I’m now working on a project that uses real-time data from many public transport operators to enhance the commuting experience in London. Even though I’ve looked into a couple of the existing APIs, such as TfL’s Unified API, I still have a few queries and ideas that I’m hoping this community can address.
Real-Time Disruptions Data: Although disruption data is accessible, I’ve found that it occasionally lacks the detail required to make wise decisions. Is it possible, for example, to get more precise information in real-time regarding particular disruption kinds or causes (such as signal failures, accidents)? This would significantly improve my application’s predictive power.
Crowding Data: While crowding information is currently available through the API, I’m wondering whether there are any plans to increase the data’s coverage or accuracy. Getting crowding levels for buses or DLR that are comparable to those for the London Tube is something that really interests me.
Use of API Rate Limits: Is there anyone who can talk about how they’ve managed API rate limits when growing an application? I’m thinking about developing a service that might be highly used, so I want to make sure everything runs smoothly and there are no obstacles in the way.

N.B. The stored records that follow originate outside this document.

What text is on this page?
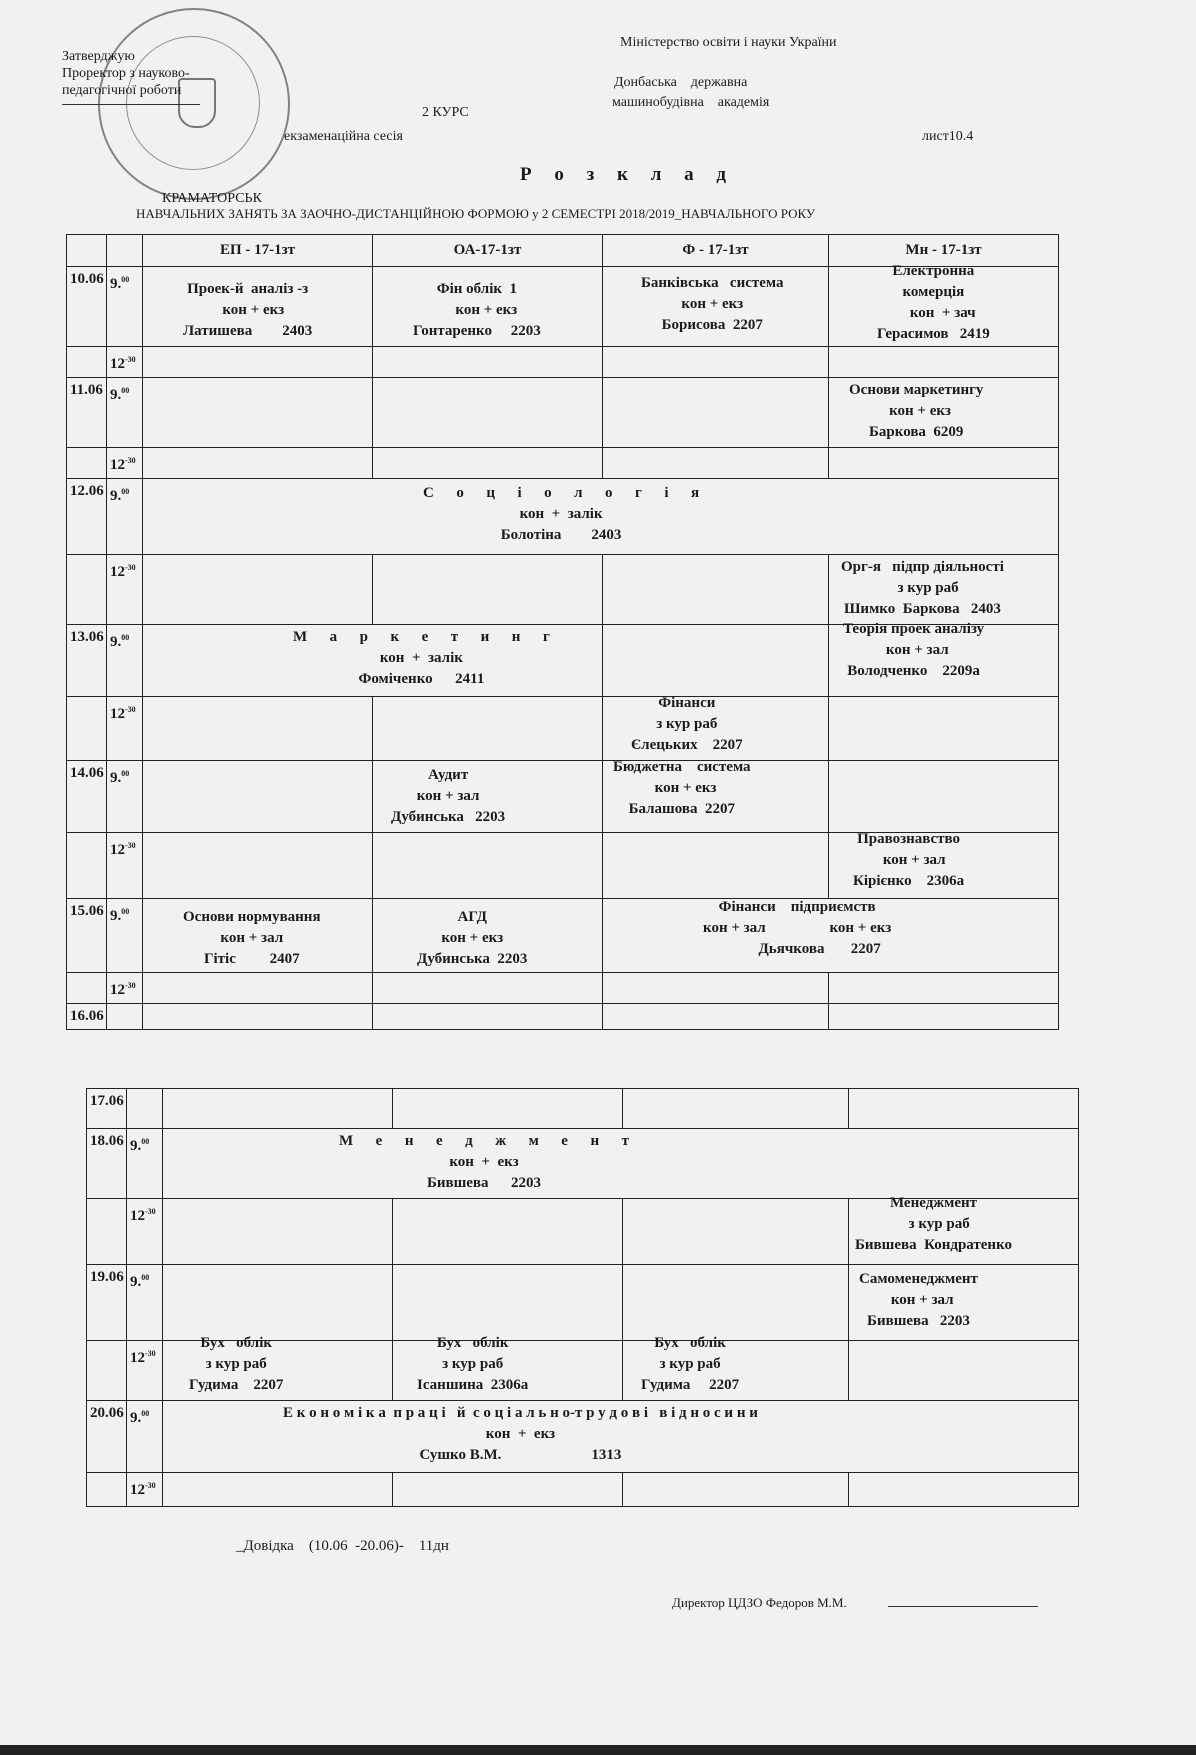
Затверджую
Проректор з науково-
педагогічної роботи
Міністерство освіти і науки України
Донбаська    державна
машинобудівна    академія
2 КУРС
екзаменаційна сесія	лист10.4
Р о з к л а д
КРАМАТОРСЬК
НАВЧАЛЬНИХ ЗАНЯТЬ ЗА ЗАОЧНО-ДИСТАНЦІЙНОЮ ФОРМОЮ у 2 СЕМЕСТРІ 2018/2019_НАВЧАЛЬНОГО РОКУ
		ЕП - 17-1зт	ОА-17-1зт	Ф - 17-1зт	Мн - 17-1зт
10.06	9.00	Проек-й  аналіз -з
кон + екз
Латишева        2403	Фін облік  1
кон + екз
Гонтаренко     2203	Банківська   система
кон + екз
Борисова  2207	Електронна
комерція
кон  + зач
Герасимов   2419

	$12^{-30}$				
11.06	9.00				Основи маркетингу
кон + екз
Баркова  6209

	$12^{-30}$				
12.06	9.00	С      о      ц      і      о      л      о      г      і      я
кон  +  залік
Болотіна        2403			

	$12^{-30}$				Орг-я   підпр діяльності
з кур раб
Шимко  Баркова   2403

13.06	9.00	М      а      р      к      е      т      и      н      г
кон  +  залік
Фоміченко      2411			Теорія проек аналізу
кон + зал
Володченко    2209а

	$12^{-30}$			Фінанси
з кур раб
Єлецьких    2207	

14.06	9.00		Аудит
кон + зал
Дубинська   2203	Бюджетна    система
кон + екз
Балашова  2207	

	$12^{-30}$				Правознавство
кон + зал
Кірієнко    2306а

15.06	9.00	Основи нормування
кон + зал
Гітіс         2407	АГД
кон + екз
Дубинська  2203	Фінанси    підприємств
кон + зал                 кон + екз
Дьячкова       2207	

	$12^{-30}$				
16.06					
17.06					
18.06	9.00	М      е      н      е      д      ж      м      е      н      т
кон  +  екз
Бившева      2203			

	$12^{-30}$				Менеджмент
з кур раб
Бившева  Кондратенко

19.06	9.00				Самоменеджмент
кон + зал
Бившева   2203

	$12^{-30}$	Бух   облік
з кур раб
Гудима    2207	Бух   облік
з кур раб
Ісаншина  2306а	Бух   облік
з кур раб
Гудима     2207	

20.06	9.00	Е к о н о м і к а  п р а ц і   й  с о ц і а л ь н о-т р у д о в і   в і д н о с и н и
кон  +  екз
Сушко В.М.                        1313			

	$12^{-30}$				
_Довідка    (10.06  -20.06)-    11дн
Директор ЦДЗО Федоров М.М.
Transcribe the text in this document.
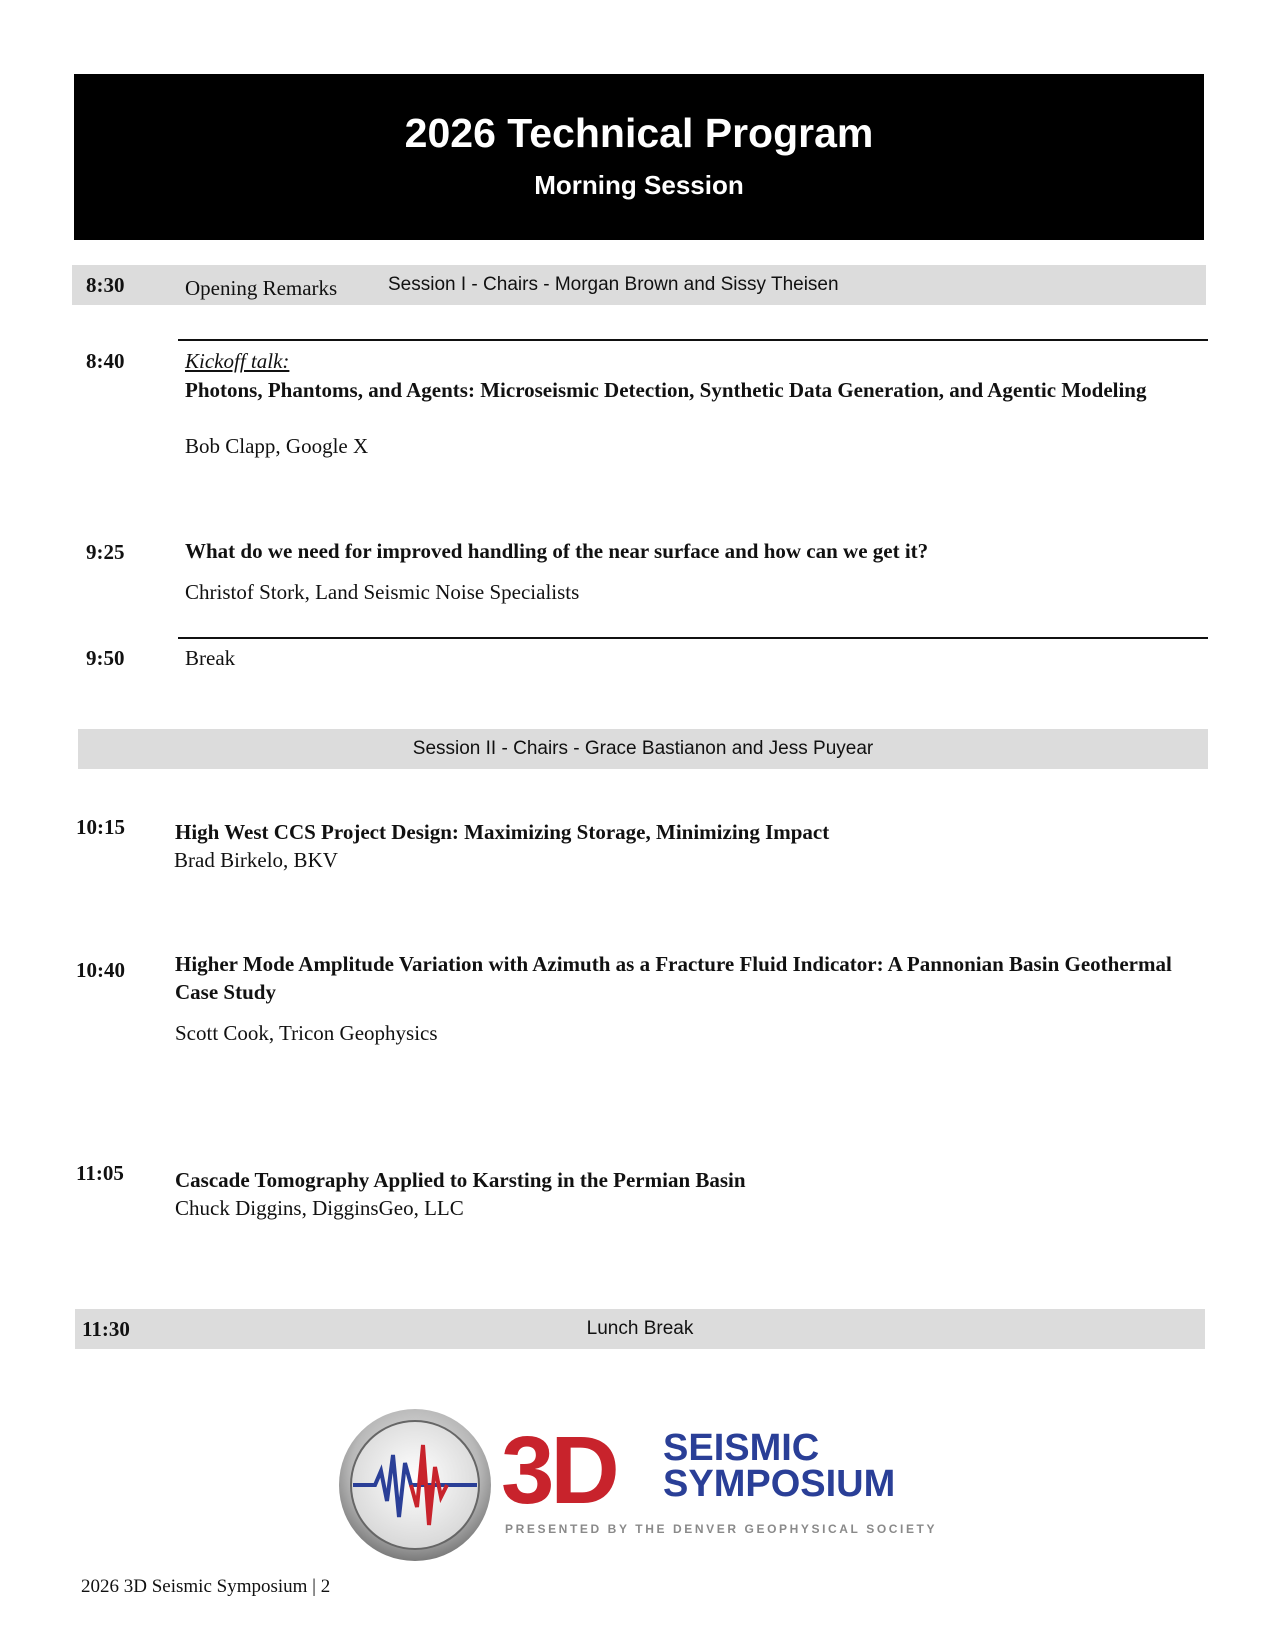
2026 Technical Program
Morning Session
8:30	Opening Remarks	Session I - Chairs - Morgan Brown and Sissy Theisen
8:40	Kickoff talk:
Photons, Phantoms, and Agents: Microseismic Detection, Synthetic Data Generation, and Agentic Modeling
Bob Clapp, Google X
9:25	What do we need for improved handling of the near surface and how can we get it?
Christof Stork, Land Seismic Noise Specialists
9:50	Break
Session II - Chairs - Grace Bastianon and Jess Puyear
10:15 High West CCS Project Design: Maximizing Storage, Minimizing Impact
Brad Birkelo, BKV
10:40 Higher Mode Amplitude Variation with Azimuth as a Fracture Fluid Indicator: A Pannonian Basin Geothermal Case Study
Scott Cook, Tricon Geophysics
11:05 Cascade Tomography Applied to Karsting in the Permian Basin
Chuck Diggins, DigginsGeo, LLC
11:30	Lunch Break
3D SEISMIC
SYMPOSIUM
PRESENTED BY THE DENVER GEOPHYSICAL SOCIETY
2026 3D Seismic Symposium | 2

Future Plans: Will TfL be releasing any new data sources or API functionality in the near future? It would be beneficial to keep up with these advancements in order to plan for future project improvements.
There are usually two codes for each train - one for the cancellation reason and one for the delay reason. The former might be caused by the latter. If you have a rid, there is a Darwin Historical API that can give you the codes for TfL train in for several years in the past.
Crowding Data
The data is 96 datapoints for each station, per day. Every 15 minutes has a relative business count. 100% = maximum for the given station, 0%= quietest for the given station.
But yes, it doesn’t deal with the Notting Hill Carnivals and soccer matches which is a shame.
Use of API Rate Limits
Yes, these are VERY easy to hit when you’re using tests in an app. I personally use either a Postgres jsonb to cache these where they won’t change much (like the Crowing Data) and also use memcached on the server to keep a local copy.
Hello and welcome to the forum! Thank you for your feedback and suggestions.
We would love to provide more detailed disruptions data and are certainly exploring ways to achieve this. If we provided data similar to what @briantist mentioned (i.e. delay and cancellation reasons), would that meet your needs?
This is also something we would like to improve on. Crowding data for buses would be rather different to that for London Underground, but it is something we are actively looking at.
For services that will get a lot of use, you might like to cache the data within your infrastructure. That way, if multiple users request the same data, you’re only making a single request.
We constantly look to improve our open data offering. Some of them are relatively small things, and a lot of work goes into reflecting the evolving transport network (e.g. the changes we’re making to support the London Overground line naming). But we also have a long-term plan to ensure our data continues to be fit for purpose for all our needs, as well as the needs of open data users. I don’t have anything to announce at this time, but any changes are communicated on this forum or our blog.